Сирень выглядела совсем по-летнему: ее листья никогда не желтеют. Она как стражник на входе в чудесное человеческое царство.
– Странно.
Мой провожатый резко остановился подле сирени. Он уже не улыбался.
– Что «странно»?
– Свет… Здесь светло. Подождите… А то вы сейчас подумаете, что я сумасшедший, отнимете свои сумки и сбежите.
– Даже не собиралась.
Соврала. Я как раз думала, как бы намекнуть, что мы уже пришли и дальше я как-нибудь сама.
– Хорошо. Не надо. Я не сумасшедший. Я контрмаг. Есть такая профессия.
Про контрмагов ходило много историй. И не то чтобы их поминали недобрым словом, нет. Их боялись, им не доверяли. До войны такой профессии не было. Контрмаг – почти то же самое, что «Смерш». Говорили, что у них есть право расстреливать преступников без суда и следствия.
Я невольно поежилась.
– Надо мне было сразу признаться. Извините.
– Вам, наверное, просто захотелось поговорить с кем-то, кто вас не боится, – предположила я. – Но не получилось.
– Да. Не очень как-то вышло. Наверное, отвык.
– Ну что, идем дальше?
– Погодите. Я должен понять. Что-то изменилось. Минуту.
Прозвучало почти как приказ. Я приняла свои сумки обратно.
Он отошел по тропинке назад, к пустырю. Опустился на одно колено, чуть ли не нюхая землю. Поднялся. Осмотрел гору битого кирпича, торчащую из зарослей.
Покачал головой. Вытащил из кармана куртки небольшой черного цвета прибор, как мне показалось, похожий на амперметр. Долго вглядывался в маленькое табло.
Вернулся ко мне.
Снова присел. Положил «амперметр» на землю. Я увидела, как пляшет тонкая красная стрелка – где-то около нуля.
Посмотрел на меня снизу вверх.
– Вы заметили?
– Что?
– Вот это… Разницу, между «здесь» и «там». Впрочем… может, виной всему пилюли профессора. Идемте. Ах, да. Я не представился. Виктор… Цветков.
– А я Варя. Варвара.
Я с удивлением подумала, как не идет эта легкая летняя фамилия к его напряженному взгляду, но тотчас одернула себя: мой новый знакомый был на войне.
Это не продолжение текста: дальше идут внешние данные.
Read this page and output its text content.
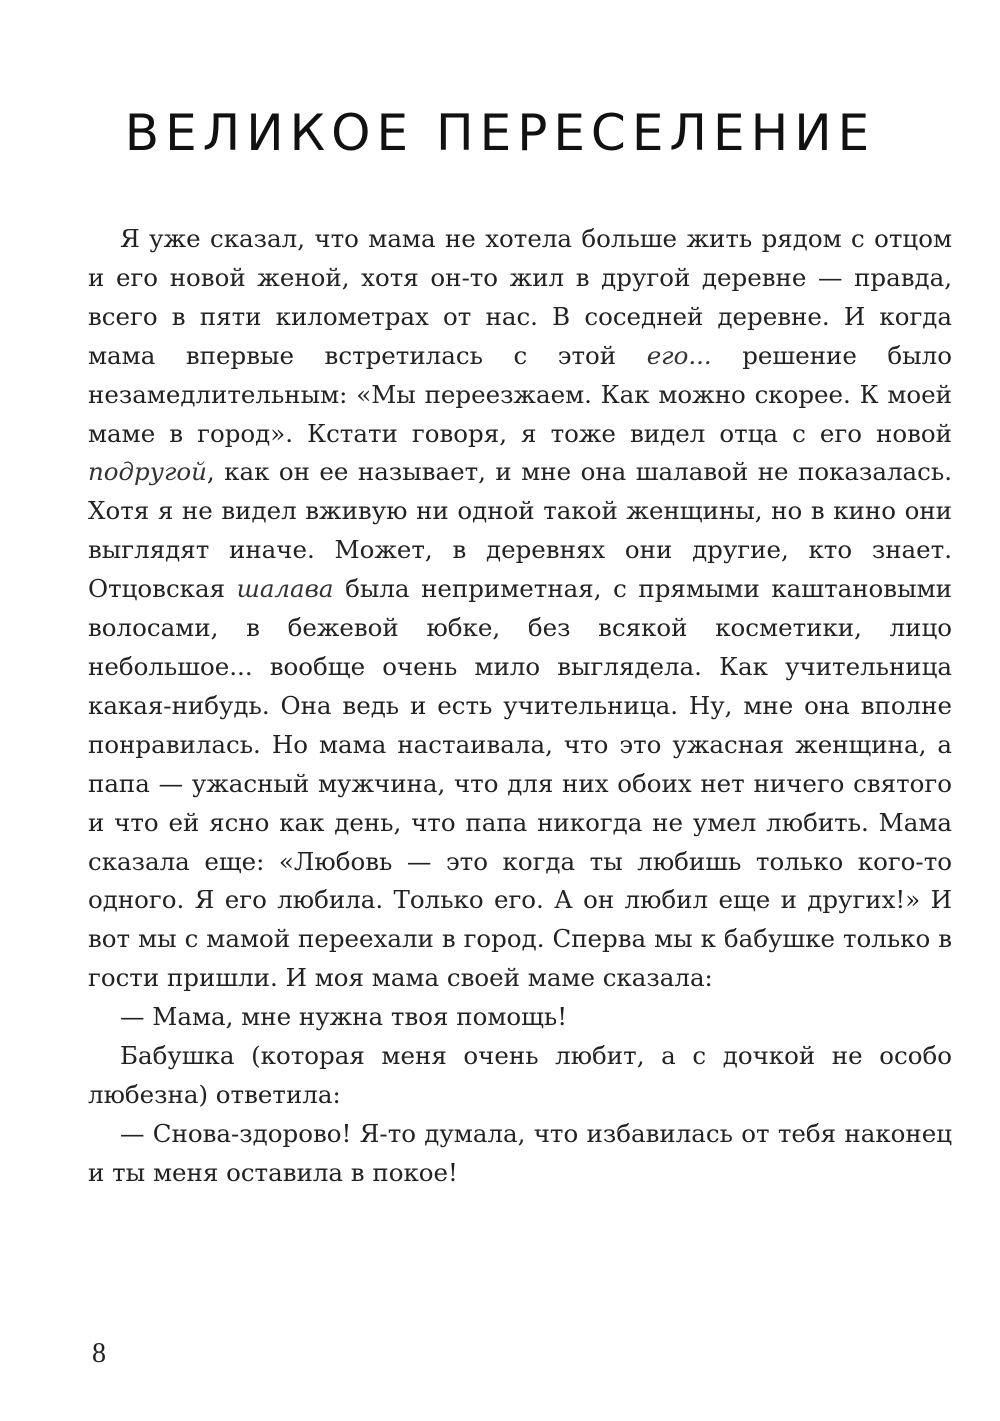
ВЕЛИКОЕ ПЕРЕСЕЛЕНИЕ

Я уже сказал, что мама не хотела больше жить рядом с отцом и его новой женой, хотя он-то жил в другой деревне — правда, всего в пяти километрах от нас. В соседней деревне. И когда мама впервые встретилась с этой его... решение было незамедлительным: «Мы переезжаем. Как можно скорее. К моей маме в город». Кстати говоря, я тоже видел отца с его новой подругой, как он ее называет, и мне она шалавой не показалась. Хотя я не видел вживую ни одной такой женщины, но в кино они выглядят иначе. Может, в деревнях они другие, кто знает. Отцовская шалава была неприметная, с прямыми каштановыми волосами, в бежевой юбке, без всякой косметики, лицо небольшое... вообще очень мило выглядела. Как учительница какая-нибудь. Она ведь и есть учительница. Ну, мне она вполне понравилась. Но мама настаивала, что это ужасная женщина, а папа — ужасный мужчина, что для них обоих нет ничего святого и что ей ясно как день, что папа никогда не умел любить. Мама сказала еще: «Любовь — это когда ты любишь только кого-то одного. Я его любила. Только его. А он любил еще и других!» И вот мы с мамой переехали в город. Сперва мы к бабушке только в гости пришли. И моя мама своей маме сказала:

— Мама, мне нужна твоя помощь!

Бабушка (которая меня очень любит, а с дочкой не особо любезна) ответила:

— Снова-здорово! Я-то думала, что избавилась от тебя наконец и ты меня оставила в покое!

8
Наверное, ему пришлось там непросто, тем более с такой специальностью. И уже никакого лета в глазах – одна только осенняя морось.
Мы остановились у калитки.
– Я все-таки приглашаю вас на прогулку по городу. Сейчас, конечно, осень и холодно. Но здесь есть красивые места.
Наверное, ему тоже было тяжело. Да еще после больницы. Хоть она и называется «санаторий с лечением», а располагается-то на верхнем этаже Озерцовской психушки.
У Евдокии Леонтьевны сын погиб в Польше, под Познанью. В доме везде их фотографии. Вот она сама, молодая, с мальчиком – Сережкой – в купленной навырост форме и фуражке. А вот Сергей в одежде рабочего на Октябрьской ткацкой фабрике. Это года за два до войны. У них была школьная практика на предприятии. А вот снова он, с товарищами, уже сержант. Снимок сделал фронтовой фотограф. Сергей на фото широко улыбается и смотрит как будто прямо в глаза. Вот снова Евдокия Леонтьевна – в народном костюме. Она и сейчас поет в самодеятельности.
В прихожей деревенская мебель, крашенная в голубой цвет, – лавка и старый шкаф-горка, за стеклянными дверками тарелки с васильками. Под лавкой калоши и валенки, на лавке – круглые коврики из треугольных лоскутков.